Values: income, remittances to family.
This fisher is a 20-30 year-old man, and a non-EU national typically from Africa or Southeast Asia. He is employed on a contractual basis to work as crew on EU vessels. The vessels he works on may be modern and well-equipped large-scale trawlers owned by large corporate interests with shareholders in different EU countries fishing in EU waters or in northern waters in Greenland, Norway and Iceland. Or they may be small under 12 m vessels operating in the Mediterranean requiring just 2-3 crew. In the latter case the fisher may be a migrant from a third country who has ended up working on a small-scale vessel in the Mediterranean during his journey north from Africa in search of a better life.
He’s not a stranger to fishing as his country is a nation of seafarers, and he was brought up in a coastal community himself. He has opted to work as a crew after seeing some of his friends do this. The money looked good, even if it meant (for the fisher on larger vessels) many weeks at sea, sometimes months, without seeing the family back home. His priority is wages, not whether his vessel complies with fishing regulations.
He had to learn ‘on the job’ and admits that working conditions are hard: he was unprepared for the shifts, the unfamiliar environment, the physical exhaustion, and the mental strain, but has now grown used to it and copes with the risks of injury.

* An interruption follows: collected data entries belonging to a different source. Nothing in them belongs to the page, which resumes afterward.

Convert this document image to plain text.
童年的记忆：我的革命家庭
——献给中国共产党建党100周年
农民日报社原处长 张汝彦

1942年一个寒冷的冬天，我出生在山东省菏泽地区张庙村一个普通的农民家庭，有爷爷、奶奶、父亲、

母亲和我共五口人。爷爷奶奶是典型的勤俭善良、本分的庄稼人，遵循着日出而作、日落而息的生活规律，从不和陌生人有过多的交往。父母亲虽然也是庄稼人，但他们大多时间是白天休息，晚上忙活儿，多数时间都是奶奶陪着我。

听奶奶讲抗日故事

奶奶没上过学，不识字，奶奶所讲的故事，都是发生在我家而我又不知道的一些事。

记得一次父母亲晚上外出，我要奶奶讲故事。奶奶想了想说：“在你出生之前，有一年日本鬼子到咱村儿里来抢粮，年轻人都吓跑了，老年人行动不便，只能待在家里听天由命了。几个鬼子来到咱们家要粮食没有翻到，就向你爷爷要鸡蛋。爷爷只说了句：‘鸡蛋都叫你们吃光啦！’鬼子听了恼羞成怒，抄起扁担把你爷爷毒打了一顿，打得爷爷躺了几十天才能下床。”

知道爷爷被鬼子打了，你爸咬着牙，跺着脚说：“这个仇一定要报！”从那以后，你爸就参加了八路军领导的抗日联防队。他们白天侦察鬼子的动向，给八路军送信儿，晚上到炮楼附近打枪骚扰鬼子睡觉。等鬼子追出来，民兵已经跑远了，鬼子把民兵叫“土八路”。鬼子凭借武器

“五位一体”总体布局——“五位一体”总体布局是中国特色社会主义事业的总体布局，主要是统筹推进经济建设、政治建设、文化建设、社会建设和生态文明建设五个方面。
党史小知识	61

Moving from boat to boat, getting to know new crews, and handling new equipment each time can also be taxing.
He has been away from his family for much longer than he wanted, and immigration rules also mean he can’t spend much rest time onshore if he hasn’t got the right paperwork. The camaraderie he has developed with other non-EU crew members makes up for the isolation and a sense he has thatEU crew are oftentreated better. The work is hard for them too, but he knows that their salaries are higher than his.
Language is a barrier, whether he works on large or small vessels, and he’s not part of an employee or crew association to help him claim his rights. He has heard of abuses happening on non-EU vessels and even of reports of slavery in the news, so he considers himself lucky to be on an EU vessel. Even if the salary is very modest, it is stable and allows him to send money home regularly, or in the case of the migrant in the Mediterranean to save it to help with his planned journey north. But he has a nagging feeling that his wages are unfair, and he can sense some dissatisfaction rising among his peers about this. In the hierarchy he is only a worker, not a fisher, and he recognises that this has a big impact on how he sees and cares for his job, the fish, and the marine environment.
He can imagine that his situation could be different if he was a boat owner, but even so, he hasn’t got the necessary knowledge and connections, and deep down he’s not interested in saving to buy his own boat, change his status, and even less in pursuing a career in fishing. He knows he will leave and move on to another vessel or another place when his current work finishes, and that one day he might just leave the industry all together and not look back.
This list of fishers’ profiles today is not exhaustive. It is meant to capture a broad range of characteristics in order to inform the next phases of the project. Possible profiles of future fishers will be published at the end of the study.